No pain, no gain, right?
That contradicts directly with the philosophy of “listen to your body.” When do you know to ease off and when to push through?
I attempted the 12 x 400 piece Tuesday, but my back seized up around piece four. I opted to push to number six before I gave into my body and quit the erg.
In anticipation of re-attempting the piece, I skipped this morning’s weightlifting session. After work, I jumped on the erg and worked through a 15 minute warm up. By the end, the muscles in my lower back and along my spine felt tense after trying to keep my chest high. I stretched out and jumped back on for the pieces.
Again, at number 4, it felt like someone took a wrench and turned it as far as it would go and then some. I thought I might get to six and then run the rest of the pieces so I’d least get the cardio work.
After sacrificing spilt times for lighter pressure, higher rate, I felt okay at six. I hopped off, walked and stretched. I exceeded my two minute rest, but not so far that my heart rate came back down. I’m sure my Amish neighbors appreciated the dripping, cherry spandex-clad woman sprawling out around the back deck in my yard, tush high in the air.

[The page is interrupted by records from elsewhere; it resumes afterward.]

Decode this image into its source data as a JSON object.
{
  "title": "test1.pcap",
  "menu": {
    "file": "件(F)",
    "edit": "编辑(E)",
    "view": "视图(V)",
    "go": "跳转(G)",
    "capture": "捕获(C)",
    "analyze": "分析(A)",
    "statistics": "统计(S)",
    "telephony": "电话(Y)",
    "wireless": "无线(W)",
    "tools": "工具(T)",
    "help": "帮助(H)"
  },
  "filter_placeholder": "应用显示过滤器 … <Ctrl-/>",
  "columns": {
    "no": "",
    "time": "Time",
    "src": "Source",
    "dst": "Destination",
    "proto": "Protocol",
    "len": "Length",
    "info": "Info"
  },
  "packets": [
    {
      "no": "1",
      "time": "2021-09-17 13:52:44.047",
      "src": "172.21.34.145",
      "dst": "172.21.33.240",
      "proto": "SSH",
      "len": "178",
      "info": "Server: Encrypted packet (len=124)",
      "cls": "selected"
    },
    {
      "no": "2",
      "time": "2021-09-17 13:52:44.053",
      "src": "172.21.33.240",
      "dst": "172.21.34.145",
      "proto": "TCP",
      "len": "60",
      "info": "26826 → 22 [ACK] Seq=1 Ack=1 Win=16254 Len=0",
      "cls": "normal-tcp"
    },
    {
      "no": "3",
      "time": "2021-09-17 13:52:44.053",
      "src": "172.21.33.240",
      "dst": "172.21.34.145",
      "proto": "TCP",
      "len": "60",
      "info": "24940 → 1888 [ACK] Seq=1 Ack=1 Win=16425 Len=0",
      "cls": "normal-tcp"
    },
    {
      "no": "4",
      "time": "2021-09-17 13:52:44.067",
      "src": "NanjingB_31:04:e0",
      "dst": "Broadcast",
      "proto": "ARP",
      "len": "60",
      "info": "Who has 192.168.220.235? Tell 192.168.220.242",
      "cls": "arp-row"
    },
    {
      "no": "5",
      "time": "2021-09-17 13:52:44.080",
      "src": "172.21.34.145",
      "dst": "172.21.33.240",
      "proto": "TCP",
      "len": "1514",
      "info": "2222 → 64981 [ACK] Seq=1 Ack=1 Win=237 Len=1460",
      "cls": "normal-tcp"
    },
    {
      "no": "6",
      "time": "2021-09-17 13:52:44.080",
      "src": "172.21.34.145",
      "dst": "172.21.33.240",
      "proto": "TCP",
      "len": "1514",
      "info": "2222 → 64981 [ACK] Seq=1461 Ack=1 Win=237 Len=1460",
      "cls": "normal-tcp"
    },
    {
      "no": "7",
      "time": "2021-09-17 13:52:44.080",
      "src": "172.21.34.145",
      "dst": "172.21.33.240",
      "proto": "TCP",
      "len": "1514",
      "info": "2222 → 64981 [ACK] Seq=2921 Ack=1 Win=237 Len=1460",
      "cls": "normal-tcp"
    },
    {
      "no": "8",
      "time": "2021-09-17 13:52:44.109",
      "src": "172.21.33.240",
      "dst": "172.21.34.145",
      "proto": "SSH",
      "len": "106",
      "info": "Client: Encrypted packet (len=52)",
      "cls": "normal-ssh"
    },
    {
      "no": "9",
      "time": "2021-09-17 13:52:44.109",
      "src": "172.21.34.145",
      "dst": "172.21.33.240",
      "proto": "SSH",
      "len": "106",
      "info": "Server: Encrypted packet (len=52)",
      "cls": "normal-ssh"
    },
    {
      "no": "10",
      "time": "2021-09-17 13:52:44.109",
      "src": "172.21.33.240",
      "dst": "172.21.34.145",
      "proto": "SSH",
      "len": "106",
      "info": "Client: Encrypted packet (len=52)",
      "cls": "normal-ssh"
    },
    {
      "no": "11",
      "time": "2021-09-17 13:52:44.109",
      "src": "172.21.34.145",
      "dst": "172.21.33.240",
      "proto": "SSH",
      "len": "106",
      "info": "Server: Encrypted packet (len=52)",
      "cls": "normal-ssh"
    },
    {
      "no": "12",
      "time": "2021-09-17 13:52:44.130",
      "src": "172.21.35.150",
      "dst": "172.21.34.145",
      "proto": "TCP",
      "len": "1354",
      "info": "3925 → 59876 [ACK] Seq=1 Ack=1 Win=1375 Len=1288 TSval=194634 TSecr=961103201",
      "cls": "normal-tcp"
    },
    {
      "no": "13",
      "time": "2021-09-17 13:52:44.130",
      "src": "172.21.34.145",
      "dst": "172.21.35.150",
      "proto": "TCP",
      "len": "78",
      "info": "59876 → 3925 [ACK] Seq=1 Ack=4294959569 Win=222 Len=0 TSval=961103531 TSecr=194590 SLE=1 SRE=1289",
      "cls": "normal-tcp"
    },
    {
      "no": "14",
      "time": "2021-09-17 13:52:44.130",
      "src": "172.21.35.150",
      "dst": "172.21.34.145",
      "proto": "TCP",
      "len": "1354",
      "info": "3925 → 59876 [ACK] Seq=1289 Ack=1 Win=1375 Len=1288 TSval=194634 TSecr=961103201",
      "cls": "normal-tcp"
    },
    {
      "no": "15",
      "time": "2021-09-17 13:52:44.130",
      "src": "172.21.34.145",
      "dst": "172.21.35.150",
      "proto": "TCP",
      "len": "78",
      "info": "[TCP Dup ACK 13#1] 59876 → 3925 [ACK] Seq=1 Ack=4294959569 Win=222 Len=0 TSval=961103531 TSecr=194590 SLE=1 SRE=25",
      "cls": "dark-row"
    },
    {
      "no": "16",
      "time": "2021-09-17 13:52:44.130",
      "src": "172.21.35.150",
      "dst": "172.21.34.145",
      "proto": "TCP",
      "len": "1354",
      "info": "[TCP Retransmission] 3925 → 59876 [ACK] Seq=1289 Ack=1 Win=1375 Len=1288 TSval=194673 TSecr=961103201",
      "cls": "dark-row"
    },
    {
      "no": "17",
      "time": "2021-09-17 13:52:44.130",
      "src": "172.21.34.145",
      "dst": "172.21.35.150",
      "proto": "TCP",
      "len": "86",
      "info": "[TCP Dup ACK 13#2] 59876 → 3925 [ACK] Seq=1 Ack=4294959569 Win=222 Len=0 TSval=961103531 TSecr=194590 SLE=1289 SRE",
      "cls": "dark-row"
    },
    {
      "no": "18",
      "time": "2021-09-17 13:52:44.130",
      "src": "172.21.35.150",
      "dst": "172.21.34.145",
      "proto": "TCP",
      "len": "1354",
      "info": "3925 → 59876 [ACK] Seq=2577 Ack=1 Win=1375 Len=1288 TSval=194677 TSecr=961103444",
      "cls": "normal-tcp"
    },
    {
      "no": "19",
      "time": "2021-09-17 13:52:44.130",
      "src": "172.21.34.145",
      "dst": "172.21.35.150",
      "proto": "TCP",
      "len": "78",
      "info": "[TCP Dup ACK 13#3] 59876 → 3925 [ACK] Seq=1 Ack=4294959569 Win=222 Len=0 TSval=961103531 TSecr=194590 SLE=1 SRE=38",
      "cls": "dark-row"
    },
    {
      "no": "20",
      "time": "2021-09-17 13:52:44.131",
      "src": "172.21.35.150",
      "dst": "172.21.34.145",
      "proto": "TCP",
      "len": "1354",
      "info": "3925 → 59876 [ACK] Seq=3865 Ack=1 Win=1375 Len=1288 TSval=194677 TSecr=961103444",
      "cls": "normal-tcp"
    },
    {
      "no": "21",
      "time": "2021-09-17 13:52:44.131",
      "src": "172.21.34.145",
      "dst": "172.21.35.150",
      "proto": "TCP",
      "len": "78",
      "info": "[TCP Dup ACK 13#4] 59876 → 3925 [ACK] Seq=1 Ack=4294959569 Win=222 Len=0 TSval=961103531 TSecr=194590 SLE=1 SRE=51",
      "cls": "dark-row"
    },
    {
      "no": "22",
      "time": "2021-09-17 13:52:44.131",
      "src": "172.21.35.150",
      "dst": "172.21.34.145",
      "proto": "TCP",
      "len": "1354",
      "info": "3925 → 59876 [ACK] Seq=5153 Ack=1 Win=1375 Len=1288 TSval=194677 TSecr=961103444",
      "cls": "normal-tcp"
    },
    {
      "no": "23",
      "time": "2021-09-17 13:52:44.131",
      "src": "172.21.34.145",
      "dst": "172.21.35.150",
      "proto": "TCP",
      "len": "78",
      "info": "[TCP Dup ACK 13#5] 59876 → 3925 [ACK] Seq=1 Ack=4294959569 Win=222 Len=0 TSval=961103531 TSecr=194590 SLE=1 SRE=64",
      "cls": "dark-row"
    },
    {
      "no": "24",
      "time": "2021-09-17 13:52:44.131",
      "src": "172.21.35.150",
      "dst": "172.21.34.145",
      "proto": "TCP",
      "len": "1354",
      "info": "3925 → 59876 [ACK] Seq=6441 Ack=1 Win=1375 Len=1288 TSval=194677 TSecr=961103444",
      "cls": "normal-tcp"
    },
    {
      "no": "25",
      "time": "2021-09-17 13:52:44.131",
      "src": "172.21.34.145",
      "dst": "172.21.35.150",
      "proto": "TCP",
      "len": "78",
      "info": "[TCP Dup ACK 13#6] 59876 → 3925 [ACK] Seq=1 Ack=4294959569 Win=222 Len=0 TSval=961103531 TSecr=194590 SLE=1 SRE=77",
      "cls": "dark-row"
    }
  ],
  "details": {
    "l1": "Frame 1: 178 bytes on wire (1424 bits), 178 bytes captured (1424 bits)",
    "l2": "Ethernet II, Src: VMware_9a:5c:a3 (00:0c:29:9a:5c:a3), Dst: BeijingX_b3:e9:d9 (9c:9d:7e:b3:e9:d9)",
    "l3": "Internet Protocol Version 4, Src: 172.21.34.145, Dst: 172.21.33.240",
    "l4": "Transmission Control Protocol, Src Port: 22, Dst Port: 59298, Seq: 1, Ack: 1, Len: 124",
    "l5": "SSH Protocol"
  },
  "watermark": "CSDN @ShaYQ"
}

Seven I took a little slower and easier, but jumped right back on at number 8.
At nine, I had this weird sensation. Here’s what I see when I erg:
Remember in Hitchcock’s films, or some other horror film, when the camera lens simultaneously zooms in while rearing back? Looking out the door, I saw that. I swear the door frame curved out and the bushes began pulsing in that weird way.
Is that supposed to happen?
By the way, I made it all the way to 12, albeit redder than a firetruck and oozing sweat. Luckily I hadn’t eaten since 2 o’clock, otherwise I may have thrown up. But I finished, which begs the question, “If you row long enough, will the pain go away?”
I may be rowing for a long, long time after this one.